I’ve known plenty arrogant douchebags who were Asian. I’ve known people who are not Asian who were, guess what, good at math, hard-working, loyal, and fit.

And what’s with the focus on material stuff? Again, it seems the author wants to be able to rebel and be a low-paying journalist AND have boyfriend who is a rich professional who will give her lots of prezzies? And how is divorce still having a huge stigma in Asian culture a good thing? To me, it meant an extra year of a miserable marriage.

This article pissed me off a million times more than the An article (which actually didn’t piss me off at all), and it’s not because I think Asian guys are the worst or something. I’m a race doesn’t matter kind of gal. But to equate these positive qualities with being Asian, and to not even be aware that the qualities the author despises for herself are the VERY ONES SHE THINKS ARE AWESOME IN A BOYFRIEND is what drives me up the fucking wall.

2 comments

  1. I hated that article too, it sounded so self-righteous and yes, as you pointed out, inconsistent. I feel like the boyfriend is being used badly and getting a bad deal out of it. Not that we know everything about then, not that doctors need to be with doctors or other high-paying professionals or anything. I feel like she’s trying to hop onto the “Asian couples are the trend” wagon with this article but I hated her execution and (I’m conservative), I hated the last line. He is what he is and, yes, the qualities aren’t only Asian. I don’t think you can have a lasting relationship with someone with his steady qualities without coming around yourself on your own values so either she’s blowing hot air about being the totally hip and cool and party and all and is really his match in steadiness at home or it could just be a thus-far short relationship that she’s gloating about. Grrr…makes me want to write my own response article!
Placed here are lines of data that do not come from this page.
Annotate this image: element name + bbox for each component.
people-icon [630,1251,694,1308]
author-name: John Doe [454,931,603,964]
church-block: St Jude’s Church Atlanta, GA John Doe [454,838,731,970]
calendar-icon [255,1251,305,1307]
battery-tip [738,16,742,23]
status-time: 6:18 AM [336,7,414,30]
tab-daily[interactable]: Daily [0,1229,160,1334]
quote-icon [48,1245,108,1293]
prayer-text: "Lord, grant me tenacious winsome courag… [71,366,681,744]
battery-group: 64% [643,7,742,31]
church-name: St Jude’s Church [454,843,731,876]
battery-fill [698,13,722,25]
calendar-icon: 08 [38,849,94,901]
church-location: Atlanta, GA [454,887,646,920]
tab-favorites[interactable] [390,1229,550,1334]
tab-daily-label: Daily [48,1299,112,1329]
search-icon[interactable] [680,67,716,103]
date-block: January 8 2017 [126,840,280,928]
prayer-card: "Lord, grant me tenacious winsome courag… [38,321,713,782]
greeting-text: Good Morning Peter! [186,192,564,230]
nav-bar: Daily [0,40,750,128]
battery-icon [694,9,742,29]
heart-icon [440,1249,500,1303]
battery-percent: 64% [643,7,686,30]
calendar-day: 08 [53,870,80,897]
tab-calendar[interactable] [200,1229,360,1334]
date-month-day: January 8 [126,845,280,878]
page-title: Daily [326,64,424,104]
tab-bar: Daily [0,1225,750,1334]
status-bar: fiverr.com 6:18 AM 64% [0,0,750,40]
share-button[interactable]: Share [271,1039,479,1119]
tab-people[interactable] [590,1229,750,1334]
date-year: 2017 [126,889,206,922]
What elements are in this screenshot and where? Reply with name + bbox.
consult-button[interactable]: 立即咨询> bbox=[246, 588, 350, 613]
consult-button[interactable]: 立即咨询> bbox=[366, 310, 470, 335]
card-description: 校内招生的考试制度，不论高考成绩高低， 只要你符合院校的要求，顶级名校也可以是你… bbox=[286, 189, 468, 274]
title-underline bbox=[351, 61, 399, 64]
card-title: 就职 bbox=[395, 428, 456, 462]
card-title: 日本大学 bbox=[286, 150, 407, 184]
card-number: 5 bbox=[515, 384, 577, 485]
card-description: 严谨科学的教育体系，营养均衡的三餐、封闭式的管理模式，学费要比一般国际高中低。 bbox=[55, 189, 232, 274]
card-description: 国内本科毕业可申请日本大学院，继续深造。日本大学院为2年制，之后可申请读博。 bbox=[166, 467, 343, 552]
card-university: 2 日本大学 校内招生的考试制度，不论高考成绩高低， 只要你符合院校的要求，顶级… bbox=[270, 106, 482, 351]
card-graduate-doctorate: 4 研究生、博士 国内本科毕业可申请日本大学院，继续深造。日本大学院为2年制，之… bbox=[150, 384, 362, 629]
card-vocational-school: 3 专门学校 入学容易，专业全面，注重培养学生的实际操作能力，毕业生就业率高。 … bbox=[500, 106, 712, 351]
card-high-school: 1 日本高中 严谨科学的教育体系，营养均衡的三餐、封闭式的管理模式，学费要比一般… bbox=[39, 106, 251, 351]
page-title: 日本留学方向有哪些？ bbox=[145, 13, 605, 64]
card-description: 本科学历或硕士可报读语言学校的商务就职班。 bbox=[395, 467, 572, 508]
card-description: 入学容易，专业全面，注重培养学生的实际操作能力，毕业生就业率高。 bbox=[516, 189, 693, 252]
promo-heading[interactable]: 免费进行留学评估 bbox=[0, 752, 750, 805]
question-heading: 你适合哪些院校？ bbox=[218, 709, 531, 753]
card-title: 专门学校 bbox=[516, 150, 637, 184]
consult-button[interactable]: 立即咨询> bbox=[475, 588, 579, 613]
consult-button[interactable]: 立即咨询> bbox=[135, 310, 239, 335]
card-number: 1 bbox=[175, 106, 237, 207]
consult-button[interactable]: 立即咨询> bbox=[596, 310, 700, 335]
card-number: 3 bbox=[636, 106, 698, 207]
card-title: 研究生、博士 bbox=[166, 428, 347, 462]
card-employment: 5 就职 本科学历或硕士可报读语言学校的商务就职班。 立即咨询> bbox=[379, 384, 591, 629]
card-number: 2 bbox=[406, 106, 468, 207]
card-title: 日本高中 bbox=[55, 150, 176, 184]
    • You should write one! :) Yes, I couldn’t stand the hypocrisy of the piece. If the author were aware of her hypocrisy – “I hate being forced to conform to Asian stereotypes, but I love a guy who’s stereotypically Asian” – that actually might have been a more interesting and honest article. And providing statistics and references for the stereotypes doesn’t make them any more true. For every statistic she provides, I can provide multiple personal experiences to the contrary. As for her relationship with her boyfriend, you’re right that we don’t know everything about them, nor do we know if this is actually how she feels, or if it’s all just for the point of her article. However, she has succeeded in reducing her BF to a stereotype, and I wonder how other Asian men feel about being told they are awesome because of these particular qualities and not others. If I were told I’m awesome because I’m Asian, who’s not to say that I’m not interchangeable with another Asian woman? If not this Asian woman, or man, why not another? What’s the difference?